Without container-aware JVM settings (available since Java 8u191), JVM reads host memory, not container limits, and may OOM.
DNS Caching Matters
Kubernetes DNS can become a bottleneck. Applications making many external DNS queries can overwhelm CoreDNS.
Mitigations:
- Node-local DNS cache
- Application-level DNS caching
- CoreDNS scaling and tuning
Horizontal Pod Autoscaler Tuning
Default HPA settings are rarely optimal:
apiVersion: autoscaling/v2
kind: HorizontalPodAutoscaler
spec:
minReplicas: 3
maxReplicas: 20
metrics:
- type: Resource
resource:
name: cpu
target:
type: Utilization
averageUtilization: 70
behavior:
scaleDown:
stabilizationWindowSeconds: 300 # Prevent flapping
Tune based on your application’s scaling characteristics. The defaults optimize for different use cases than yours.
What We’d Do Differently
Managed Kubernetes Earlier
We ran self-managed Kubernetes initially (kubeadm). Managing the control plane is significant work. We eventually moved to managed Kubernetes (EKS), and the reduction in operational burden was substantial.
Self-managed makes sense when:
- You need capabilities managed offerings don’t provide
- You’re running on-premises
- You have significant Kubernetes expertise
Managed makes sense when:
- You want to focus on applications, not infrastructure
- You don’t have deep Kubernetes expertise
- You’re running in a cloud that offers it
Service Mesh Evaluation Timing
We adopted a service mesh (Istio) later than we should have. mTLS, traffic management, and observability features would have helped earlier.
However, we also see organizations adopting service mesh too early, before they understand base Kubernetes. Find the right timing for your journey.

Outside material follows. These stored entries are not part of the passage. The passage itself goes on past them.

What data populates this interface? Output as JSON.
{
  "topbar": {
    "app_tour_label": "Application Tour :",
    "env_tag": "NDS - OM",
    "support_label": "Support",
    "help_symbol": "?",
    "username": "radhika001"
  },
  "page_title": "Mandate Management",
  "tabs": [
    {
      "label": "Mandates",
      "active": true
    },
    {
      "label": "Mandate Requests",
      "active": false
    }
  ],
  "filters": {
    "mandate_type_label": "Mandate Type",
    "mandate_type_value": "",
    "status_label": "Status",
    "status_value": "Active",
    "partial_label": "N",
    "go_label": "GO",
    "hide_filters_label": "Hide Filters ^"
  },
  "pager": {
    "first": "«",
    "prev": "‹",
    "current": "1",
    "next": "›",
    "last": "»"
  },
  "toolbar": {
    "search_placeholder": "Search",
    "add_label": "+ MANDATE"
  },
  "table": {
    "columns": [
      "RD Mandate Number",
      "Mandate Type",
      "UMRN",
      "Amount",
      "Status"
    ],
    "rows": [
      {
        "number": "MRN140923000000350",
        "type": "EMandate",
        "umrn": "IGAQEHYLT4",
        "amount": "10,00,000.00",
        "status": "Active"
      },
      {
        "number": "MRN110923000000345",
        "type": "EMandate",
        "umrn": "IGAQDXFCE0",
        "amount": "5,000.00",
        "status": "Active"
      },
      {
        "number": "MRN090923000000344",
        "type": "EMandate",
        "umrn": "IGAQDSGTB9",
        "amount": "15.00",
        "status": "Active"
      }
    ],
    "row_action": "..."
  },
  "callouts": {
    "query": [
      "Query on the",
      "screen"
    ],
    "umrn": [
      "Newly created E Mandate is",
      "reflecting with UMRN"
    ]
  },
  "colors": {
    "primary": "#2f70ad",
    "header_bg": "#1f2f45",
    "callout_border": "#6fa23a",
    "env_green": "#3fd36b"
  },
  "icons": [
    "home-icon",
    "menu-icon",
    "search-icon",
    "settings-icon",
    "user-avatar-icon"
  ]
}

More Investment in Developer Experience
We focused on infrastructure before developer experience. This slowed adoption.
What developers need:
- Simple deployment workflows
- Local development that matches production
- Clear documentation and examples
- Self-service for common operations
Better developer experience earlier would have driven faster adoption.
Key Takeaways
- Start with non-critical workloads and progress gradually to production
- Invest heavily in observability from day one
- Understand networking deeply before going to production
- Base resource requests on measurements, not guesses
- Keep stateful workloads on managed services unless you have strong reasons not to
- Configure PodDisruptionBudgets for all production services
- Plan significant time for cluster upgrades
- Adopt GitOps for reliable, auditable deployments
- Use managed Kubernetes unless you have specific reasons for self-managed
- Prioritize developer experience for adoption
Kubernetes has been transformative for our infrastructure. The lessons came at a cost, but the resulting platform is reliable, scalable, and efficient. Learn from our mistakes.